The stock market reversed a two-day slide on Wednesday after minutes from the Federal Reserve's June policy meeting were released, reassuring investors that interest rates will remain low for some time. Following a stellar jobs report last week, Wall Street was fearful that the U.S. central bank might start raising rates sooner than previously expected. Although markets were generally bullish today, shares of Garmin (NASDAQ:GRMN), Kraft Foods (UNKNOWN:KRFT.DL), and Coach (NYSE:TPR) finished deeply in the red on Wednesday, even as the S&P 500 Index (SNPINDEX:^GSPC) added 9 points, or 0.5%, to end at 1,972.
Garmin was by and large the S&P's worst performer today, shedding 4.6% after an analyst badmouthed the stock. Pacific Crest downgraded the stock to underperform from sector perform, citing stiff competition from the likes of GoPro and Apple products as the primary catalysts. From a consumer standpoint, Garmin's vulnerability here is old news, as sexier, sleeker, smaller products from stronger brands continue to win over the hearts of consumers. That said, Garmin's consumer-facing business isn't its focus, and its tools are still widely used in the automotive and aerospace industries.
Kraft Foods, of course, has no industrial presence to speak of -- its strengths lie solely and squarely within the consumer market. Shares lost 1.6% on Wednesday, in what was mostly attributable to the stock going "ex-dividend" today. Kraft Foods doles out its hefty 3.5% annual dividend in quarterly payments, which are given to every shareholder who holds the stock at the end of a given date. The day after that is considered the "ex-dividend" date, which exposes the stock to negative pressure as short-term investors sell shares but still ensure their next quarterly dividend payment.

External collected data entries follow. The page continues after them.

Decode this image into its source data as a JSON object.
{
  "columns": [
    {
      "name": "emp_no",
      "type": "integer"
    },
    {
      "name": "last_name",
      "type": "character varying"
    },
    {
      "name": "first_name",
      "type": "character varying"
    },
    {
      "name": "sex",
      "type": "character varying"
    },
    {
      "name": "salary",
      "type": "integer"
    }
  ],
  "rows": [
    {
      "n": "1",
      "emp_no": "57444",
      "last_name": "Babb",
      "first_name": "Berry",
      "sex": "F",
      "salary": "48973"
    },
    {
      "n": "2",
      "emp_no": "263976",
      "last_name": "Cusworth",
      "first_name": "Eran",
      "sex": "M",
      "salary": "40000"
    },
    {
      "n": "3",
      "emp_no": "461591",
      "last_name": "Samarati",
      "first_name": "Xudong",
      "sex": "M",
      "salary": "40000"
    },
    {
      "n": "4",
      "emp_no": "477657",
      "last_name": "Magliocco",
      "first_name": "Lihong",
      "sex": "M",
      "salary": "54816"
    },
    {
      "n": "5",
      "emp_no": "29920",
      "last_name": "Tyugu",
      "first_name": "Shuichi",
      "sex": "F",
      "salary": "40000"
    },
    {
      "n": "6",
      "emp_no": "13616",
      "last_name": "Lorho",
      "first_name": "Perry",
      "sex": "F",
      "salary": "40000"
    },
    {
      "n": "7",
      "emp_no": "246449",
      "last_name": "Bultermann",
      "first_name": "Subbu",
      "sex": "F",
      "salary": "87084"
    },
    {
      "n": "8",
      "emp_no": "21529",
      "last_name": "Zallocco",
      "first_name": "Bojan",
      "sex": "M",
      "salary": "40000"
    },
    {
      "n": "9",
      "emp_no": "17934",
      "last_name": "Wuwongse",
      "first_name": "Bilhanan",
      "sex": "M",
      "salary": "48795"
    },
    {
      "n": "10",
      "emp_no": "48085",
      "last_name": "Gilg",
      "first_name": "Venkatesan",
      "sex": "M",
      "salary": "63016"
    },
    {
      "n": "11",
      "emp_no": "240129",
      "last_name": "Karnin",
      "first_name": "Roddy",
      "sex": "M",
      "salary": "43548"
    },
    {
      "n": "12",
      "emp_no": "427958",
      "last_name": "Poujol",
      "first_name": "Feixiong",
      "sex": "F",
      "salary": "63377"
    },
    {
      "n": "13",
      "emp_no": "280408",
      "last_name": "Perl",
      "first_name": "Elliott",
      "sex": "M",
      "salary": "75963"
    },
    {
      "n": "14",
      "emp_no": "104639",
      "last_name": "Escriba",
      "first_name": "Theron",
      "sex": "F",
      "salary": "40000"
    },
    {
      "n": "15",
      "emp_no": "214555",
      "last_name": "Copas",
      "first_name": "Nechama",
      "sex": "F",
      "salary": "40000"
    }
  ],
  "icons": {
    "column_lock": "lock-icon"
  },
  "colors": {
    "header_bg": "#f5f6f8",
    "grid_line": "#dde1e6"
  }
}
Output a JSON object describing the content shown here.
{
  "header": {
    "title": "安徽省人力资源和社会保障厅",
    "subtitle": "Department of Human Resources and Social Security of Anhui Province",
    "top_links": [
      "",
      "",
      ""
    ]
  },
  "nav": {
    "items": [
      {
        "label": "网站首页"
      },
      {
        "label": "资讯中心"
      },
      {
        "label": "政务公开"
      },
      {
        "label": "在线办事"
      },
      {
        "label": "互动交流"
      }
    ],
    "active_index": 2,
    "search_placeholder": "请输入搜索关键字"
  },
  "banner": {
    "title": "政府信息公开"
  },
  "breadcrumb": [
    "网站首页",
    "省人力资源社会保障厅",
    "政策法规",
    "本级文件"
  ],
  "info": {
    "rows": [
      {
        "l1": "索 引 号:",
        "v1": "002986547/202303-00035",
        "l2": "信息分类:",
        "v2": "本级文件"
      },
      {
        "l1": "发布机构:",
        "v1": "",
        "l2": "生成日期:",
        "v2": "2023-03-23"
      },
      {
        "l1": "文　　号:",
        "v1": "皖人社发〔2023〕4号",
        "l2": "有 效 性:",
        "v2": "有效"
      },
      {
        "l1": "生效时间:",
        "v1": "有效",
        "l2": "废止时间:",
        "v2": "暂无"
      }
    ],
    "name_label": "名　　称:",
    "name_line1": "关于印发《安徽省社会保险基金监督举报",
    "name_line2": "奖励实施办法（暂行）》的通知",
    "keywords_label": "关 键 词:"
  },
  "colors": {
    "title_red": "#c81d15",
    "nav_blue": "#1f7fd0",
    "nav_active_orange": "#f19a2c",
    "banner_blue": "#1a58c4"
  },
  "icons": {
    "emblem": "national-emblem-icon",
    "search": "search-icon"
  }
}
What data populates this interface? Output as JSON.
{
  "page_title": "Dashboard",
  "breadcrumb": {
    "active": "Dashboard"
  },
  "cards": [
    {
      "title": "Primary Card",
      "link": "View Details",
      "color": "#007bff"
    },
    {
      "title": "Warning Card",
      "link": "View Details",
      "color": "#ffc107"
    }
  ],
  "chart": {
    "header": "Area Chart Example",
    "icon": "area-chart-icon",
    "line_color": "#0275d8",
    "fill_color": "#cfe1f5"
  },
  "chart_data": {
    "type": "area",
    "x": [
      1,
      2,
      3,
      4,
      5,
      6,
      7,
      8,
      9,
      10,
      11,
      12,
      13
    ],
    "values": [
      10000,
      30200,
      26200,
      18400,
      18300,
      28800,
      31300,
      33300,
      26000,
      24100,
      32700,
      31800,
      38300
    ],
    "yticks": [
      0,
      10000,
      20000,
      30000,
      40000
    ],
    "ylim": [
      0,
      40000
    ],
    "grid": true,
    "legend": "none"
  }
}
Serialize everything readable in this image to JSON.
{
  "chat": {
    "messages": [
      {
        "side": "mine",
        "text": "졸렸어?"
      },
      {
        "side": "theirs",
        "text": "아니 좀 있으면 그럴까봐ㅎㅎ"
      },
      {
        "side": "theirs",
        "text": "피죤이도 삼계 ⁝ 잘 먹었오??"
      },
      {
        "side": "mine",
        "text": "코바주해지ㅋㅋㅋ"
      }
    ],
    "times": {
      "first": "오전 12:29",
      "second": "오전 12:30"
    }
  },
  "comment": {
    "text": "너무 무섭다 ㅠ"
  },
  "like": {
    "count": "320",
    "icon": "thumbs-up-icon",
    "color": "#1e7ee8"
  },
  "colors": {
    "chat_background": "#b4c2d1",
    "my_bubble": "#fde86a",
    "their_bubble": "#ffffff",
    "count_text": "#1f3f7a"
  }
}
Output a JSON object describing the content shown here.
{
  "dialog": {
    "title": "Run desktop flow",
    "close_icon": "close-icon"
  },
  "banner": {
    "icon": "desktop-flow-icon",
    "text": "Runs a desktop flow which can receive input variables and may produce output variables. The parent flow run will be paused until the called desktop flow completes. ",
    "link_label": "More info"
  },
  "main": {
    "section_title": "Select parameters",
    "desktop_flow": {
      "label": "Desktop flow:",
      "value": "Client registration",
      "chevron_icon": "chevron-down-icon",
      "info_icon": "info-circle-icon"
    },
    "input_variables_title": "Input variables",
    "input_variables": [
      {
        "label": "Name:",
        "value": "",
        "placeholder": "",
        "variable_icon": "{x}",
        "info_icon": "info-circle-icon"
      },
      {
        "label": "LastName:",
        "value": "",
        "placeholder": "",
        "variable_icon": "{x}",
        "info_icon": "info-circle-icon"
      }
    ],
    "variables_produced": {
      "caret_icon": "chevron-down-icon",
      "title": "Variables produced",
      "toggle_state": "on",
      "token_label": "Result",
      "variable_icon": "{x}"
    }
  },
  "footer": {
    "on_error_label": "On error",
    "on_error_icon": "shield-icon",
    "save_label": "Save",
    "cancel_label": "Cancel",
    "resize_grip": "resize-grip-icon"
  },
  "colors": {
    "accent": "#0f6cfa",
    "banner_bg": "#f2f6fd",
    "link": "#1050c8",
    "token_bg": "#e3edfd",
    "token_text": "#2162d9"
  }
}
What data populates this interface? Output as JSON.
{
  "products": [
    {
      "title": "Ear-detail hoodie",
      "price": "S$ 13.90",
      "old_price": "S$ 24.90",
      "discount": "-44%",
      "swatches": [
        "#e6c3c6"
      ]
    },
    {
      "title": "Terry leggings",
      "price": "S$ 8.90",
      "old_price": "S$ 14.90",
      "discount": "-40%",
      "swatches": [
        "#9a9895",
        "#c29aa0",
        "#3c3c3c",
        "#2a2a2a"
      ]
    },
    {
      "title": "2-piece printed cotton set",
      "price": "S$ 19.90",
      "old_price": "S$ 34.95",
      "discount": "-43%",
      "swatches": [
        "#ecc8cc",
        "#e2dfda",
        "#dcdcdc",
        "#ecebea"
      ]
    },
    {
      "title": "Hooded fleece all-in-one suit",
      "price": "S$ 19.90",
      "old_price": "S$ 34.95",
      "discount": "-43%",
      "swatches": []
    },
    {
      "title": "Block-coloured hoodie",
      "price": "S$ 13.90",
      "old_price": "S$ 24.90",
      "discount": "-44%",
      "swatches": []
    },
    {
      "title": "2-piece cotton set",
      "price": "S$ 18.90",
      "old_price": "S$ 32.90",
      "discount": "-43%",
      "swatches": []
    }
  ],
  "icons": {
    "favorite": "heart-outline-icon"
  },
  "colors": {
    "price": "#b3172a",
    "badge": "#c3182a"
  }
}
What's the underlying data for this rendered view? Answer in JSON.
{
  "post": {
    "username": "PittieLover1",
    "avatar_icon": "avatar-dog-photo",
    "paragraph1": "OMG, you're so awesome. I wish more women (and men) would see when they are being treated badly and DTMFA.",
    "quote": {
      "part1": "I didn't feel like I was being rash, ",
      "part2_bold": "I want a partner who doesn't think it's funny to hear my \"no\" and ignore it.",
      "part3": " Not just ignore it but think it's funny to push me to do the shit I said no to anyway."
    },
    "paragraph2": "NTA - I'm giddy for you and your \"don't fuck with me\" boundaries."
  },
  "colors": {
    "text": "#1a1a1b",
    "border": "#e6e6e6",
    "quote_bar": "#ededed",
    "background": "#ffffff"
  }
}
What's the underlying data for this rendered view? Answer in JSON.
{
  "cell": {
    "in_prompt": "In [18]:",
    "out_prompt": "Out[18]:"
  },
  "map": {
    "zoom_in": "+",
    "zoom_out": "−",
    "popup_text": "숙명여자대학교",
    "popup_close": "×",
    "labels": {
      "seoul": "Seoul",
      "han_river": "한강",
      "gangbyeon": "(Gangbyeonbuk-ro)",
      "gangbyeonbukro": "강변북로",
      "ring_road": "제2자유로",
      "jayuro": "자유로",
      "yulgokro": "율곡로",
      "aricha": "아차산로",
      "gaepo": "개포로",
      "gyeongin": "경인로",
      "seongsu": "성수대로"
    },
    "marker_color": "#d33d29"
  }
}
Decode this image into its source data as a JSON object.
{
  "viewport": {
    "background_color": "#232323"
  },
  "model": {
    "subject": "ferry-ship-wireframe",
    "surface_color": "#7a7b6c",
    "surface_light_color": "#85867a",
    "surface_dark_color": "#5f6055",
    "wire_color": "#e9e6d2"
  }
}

Lastly, shares of the struggling luxury fashion retailer Coach fell 1.4% on Wednesday. Wall Street seemingly loathes this stock more and more by the day, and today's downgrade from Buckingham Research was no exception. Just as rival Michael Kors is heating up, Coach's business is stagnating, and the company said last month that it would be closing about 70 stores in North America alone as it attempts to become a leaner, more profitable outfit. That'll be tough to do with same-store sales plunging by double-digit percentages and Coach's brand strength in a time of crisis. Until Coach starts turning things around, it's difficult to justify a reason to believe in this company in either the long or short term.